Había llegado yo a
casa, era tarde y hacía frío. Como de costumbre, cenamos mi mujer y yo,
hablamos un rato, comentamos sobre algunos acontecimientos del día y pronto,
pues la noche invernal invitaba a ello, nos fuimos a la cama. Un cariñoso beso
fue la antesala de un cálido, placentero y profundo dormir.
Entonces
tuve el siguiente sueño:
“Un señor de
cierta edad llevaba de la mano, paseando con él, a un niño de ojos azules,
rubito, que tendría unos cinco años, jugueteaban ambos y se reían, se veían muy
felices. Se sentaron en uno de los bancos de un bonito parque, y el niño, como
ya había hecho otras veces dijo:
-“Abuelo,
abuelo, quiero que me cuentes un cuento”.
Y,
efectivamente, como los deseos de su nietecito eran para el abuelo órdenes, faltó
tiempo para que empezara a brotar de su boca, el siguiente relato:
“Había
una vez en un pueblo pequeño una mujer muy hermosa de nombre María, esta
conoció a un apuesto y guapo joven que se llamaba José, ambos se enamoraron; y
tan grande era su amor que pronto ella se quedó embarazada. Pero como no
estaban aún casados y su familia les puso muchos reparos en su nueva situación
los dos, a su pesar, tuvieron que buscar en otro pueblo donde no se les
conociese una casa para vivir. Y así fue, en estas circunstancias, como nació
su primer hijo, luego vinieron más.
Pasaron,
es verdad, dificultades de todo tipo, pues la vida era dura y difícil, pero la
sobrellevaron con una cierta deportividad, paciencia y, desde luego, mucho
tesón. Aún tuvieron un último hijo, el octavo, cuando ya nadie lo esperaba, que
se llamó Andresito. Este fue un niño que pronto se reveló sensible, inteligente
y despierto, aunque, con el tiempo, se hizo vanidoso y cargado de cierto
orgullo, su principal fuente de problemas, pues desde siempre quiso ser el
mejor y sobresalir sobre los demás, por desgracia, y esto era de verdad lo
malo, a costa de no aceptarse y quererse a sí mismo, lo cual es la peor de las
cosas que a uno le puede pasar.
Fue
pasando el tiempo, Andresito creció y se hizo mayor, Andrés le llamaban ya
todos. Fruto de su actitud despectiva se olvidó de los demás, prácticamente
sólo existía él para sí, no se percataba de la lucha, el esfuerzo, el trabajo,
los sinsabores y los sufrimientos que muchos tenían que experimentar en la
vida, así que miraba con cierto desdén a los pobres y a los más desvalidos, a
los necesitados y a los que se hallaban solos, a los que no solían “triunfar”
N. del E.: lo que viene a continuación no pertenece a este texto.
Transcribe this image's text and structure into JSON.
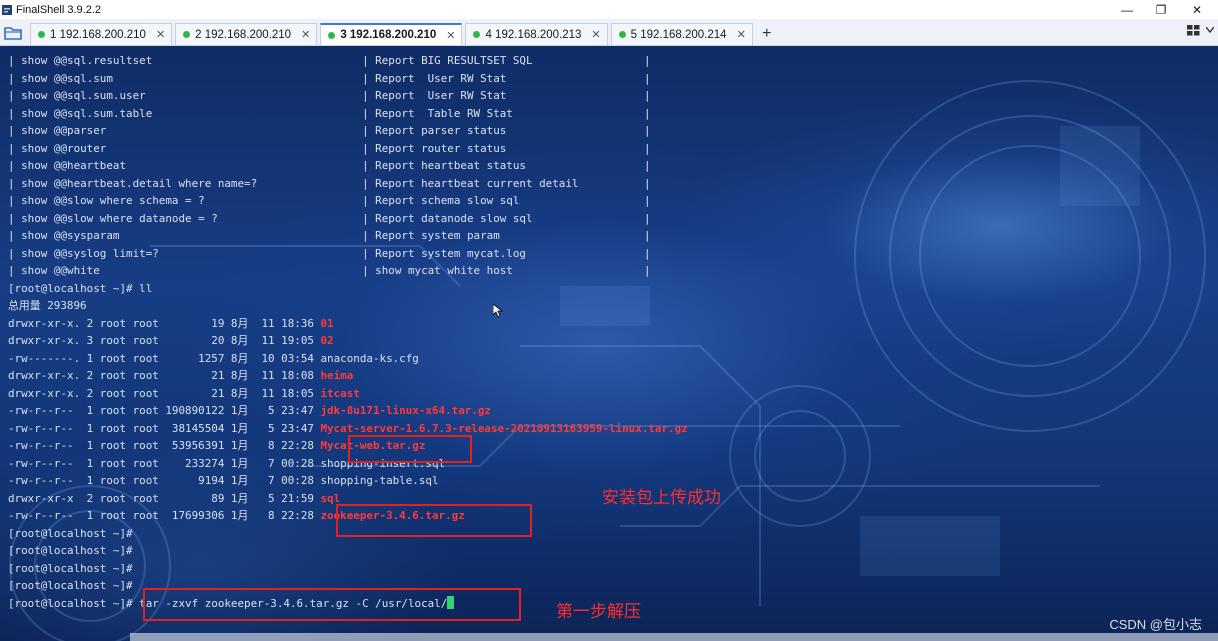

en la vida. “Mientras no me pasen a mi estas cosas”, se decía.
Hasta
que un buen día, día de la
Navidad por cierto, andando por la calle se encontró en una
esquina, sentado, aterido de frío y con la mano extendida, pidiendo limosna, a
un pobre anciano que en voz baja le dirigió a él, a Andresito, mientras pasaba
por su lado, un entrañable y sincero “feliz navidad, buen hombre”. Pero, Andrés,
en sus cosas y como era su costumbre prefirió ignorarlo; aunque esta vez
ocurrió algo extraño, muy raro, y es que experimentó un ligero mareo, un vahído
que pareció llevarlo al suelo. Entonces, dentro de ese particular desmayo pudo
ver de nuevo a aquel hombre de la esquina, pero ahora no viejo ni mísero sino
siendo un ángel luminoso, esbelto y radiante, con un traje blanco, precioso, y un
rostro lleno de ternura y amor que le hablaba a él como si fuera un conocido de
siempre. Se comunicaban sin palabras, no hacían falta, le recordó su pasado y
quien era, también le dijo a qué había venido aquí, para qué había nacido, nada
que ver, por supuesto, con su talante arrogante y egoísta, y le mostró su
verdadero rostro, donde Andrés se reconoció como un ser no menos luminoso y
lleno de un inmenso amor, bondad y ternura. El ángel, luego, le acercó una
piedrecita que brillaba y que tenía forma de corazón, se la puso a modo de
despedida en su mano mientras ambos esbozaban una gozosa y feliz sonrisa…
Andrés,
medio aturdido abrió los ojos tratando de recuperar de nuevo el equilibrio, y
manteniendo presente en su mente todo lo que había estado ¿viviendo?, ¿soñando?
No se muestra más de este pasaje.